A chegada do republicano Donald Trump à Casa Branca enche o mundo de dúvidas. O discurso protecionista que adotou durante a campanha parece que será mesmo colocado em prática, indicam os primeiros pronunciamentos e medidas anunciados pelo megaempresário após a posse, na sexta-feira passada. Embora o país não apareça como alvo direto de Trump, suas intenções têm o potencial de trazer reflexos para o Brasil. Sob diferentes perspectivas, quatro observadores com larga experiência na área econômica e diplomática avaliam o que se pode esperar do novo presidente dos Estados Unidos, segundo principal parceiro comercial do país, em relação a cinco pontos.
Leia mais:
Trump assina retirada dos EUA do Acordo Transpacífico
Marta Sfredo: Trump implode um novo padrão de globalização
Após posse de Trump, Casa Branca tira do ar site em espanhol
1 - IMPACTOS DIRETOS PARA O BRASIL
Luiz Gonzaga Beluzzo, economista e professor aposentado da Unicamp:
"Por debaixo dessa retórica um pouco agressiva, anti-imigração, anti-muçulmanos, típica de uma direita extremada, há o apoio de parte da população americana que sofreu os efeitos da globalização como ela se deu. Os chineses foram os grandes beneficiários da globalização por causa das políticas que adotaram. Isso teve impacto para as regiões mais industrializadas, que perderam muito para China, para a migração (de investimentos) para o México. Faz parte do processo de concorrência desencadeado pela globalização.

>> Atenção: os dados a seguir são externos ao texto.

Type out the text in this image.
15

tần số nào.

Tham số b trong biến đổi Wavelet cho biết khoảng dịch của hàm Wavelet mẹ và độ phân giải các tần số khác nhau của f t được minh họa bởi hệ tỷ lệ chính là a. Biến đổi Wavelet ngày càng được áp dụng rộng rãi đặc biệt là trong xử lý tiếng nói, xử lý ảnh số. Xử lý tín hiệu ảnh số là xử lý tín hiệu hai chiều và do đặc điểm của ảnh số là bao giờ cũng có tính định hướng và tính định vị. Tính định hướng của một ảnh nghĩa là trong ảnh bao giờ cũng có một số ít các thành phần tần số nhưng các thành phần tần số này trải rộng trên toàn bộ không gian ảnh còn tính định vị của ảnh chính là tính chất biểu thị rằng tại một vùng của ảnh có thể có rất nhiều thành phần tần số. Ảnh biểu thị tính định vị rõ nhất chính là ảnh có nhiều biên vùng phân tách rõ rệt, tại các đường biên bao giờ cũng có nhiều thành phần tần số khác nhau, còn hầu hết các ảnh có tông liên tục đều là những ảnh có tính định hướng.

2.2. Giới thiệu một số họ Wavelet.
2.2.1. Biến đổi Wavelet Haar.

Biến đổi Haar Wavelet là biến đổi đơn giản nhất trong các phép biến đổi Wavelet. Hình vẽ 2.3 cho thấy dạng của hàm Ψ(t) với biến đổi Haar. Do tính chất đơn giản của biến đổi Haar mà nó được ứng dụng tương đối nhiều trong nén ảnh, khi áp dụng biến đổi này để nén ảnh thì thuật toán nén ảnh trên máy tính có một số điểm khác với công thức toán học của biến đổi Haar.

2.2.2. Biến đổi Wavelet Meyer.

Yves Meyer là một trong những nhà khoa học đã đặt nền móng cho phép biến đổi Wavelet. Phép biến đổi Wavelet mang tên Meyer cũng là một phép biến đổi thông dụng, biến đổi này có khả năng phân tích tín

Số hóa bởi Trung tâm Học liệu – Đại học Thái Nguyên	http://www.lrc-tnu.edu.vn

O recado principal que Trump deu é apontar para uma mudança na política americana que vai afetar o resto do mundo. O maior risco é com a China, mas também com a Europa, especialmente com a Alemanha. Com o Brasil, secundariamente. Tirando o México, a América Latina não faz parte do repertório de problemas que ele elencou.
O Brasil pode sofrer efeitos de uma política fiscal mais expansionista, que por um lado pode ser positivo pelo crescimento da demanda americana. Ele promete um programa de investimentos em infraestrutura da ordem de US$ 1 trilhão. O aumento da demanda por bens e serviços pode favorecer parcialmente a economia brasileira. Mas, pelo lado financeiro, teremos de esperar para ver a reação dos mercados. O maior gasto vai promover o aumento do juro nos EUA. Isso impacta o câmbio aqui e pode prejudicar a trajetória de queda da a taxa de juros no Brasil."
José Augusto de Castro, presidente da Associação de Comércio Exterior do Brasil (AEB):
"Aparentemente, não teremos impactos diretos. Isso porque temos déficit com os Estados Unidos. Se tivéssemos superávit, eles teriam interesse em reverter a situação, que é o que acontece com a China, que tem grande superávit com os EUA. O Brasil é muito pequeno no comércio com os EUA. Nossa participação não chama a atenção.
Indiretamente, sim, de diferentes formas. Teoricamente, se os EUA elevarem os juros teria uma desvalorização da moeda brasileira. Isso estimularia as exportações para lá. Mas creio que essa elevação do juro já está precificada no câmbio. E, mesmo que o dólar suba um pouco, não será suficiente para deixar os produtos exportáveis competitivos. Por outro lado, Trump não pode valorizar o dólar, porque isso torna a exportação americana mais cara e, a importação, mais barata. Que é o contrário do que ele quer fazer hoje."
Luiz Felipe Seixas Corrêa, embaixador e ex-cônsul do Brasil e Nova York:
"Administrações republicanas são mais favoráveis à abertura comercial e, portanto, teremos mais facilidade, em tese, para resolver problemas de acesso ao mercado nos EUA do que com os democratas, que são mais ligados a sindicatos. Os EUA acabam de indicar – e Trump aparentemente concordou – um diplomata novo como embaixador no Brasil. Indicado por Obama, mantido por Trump.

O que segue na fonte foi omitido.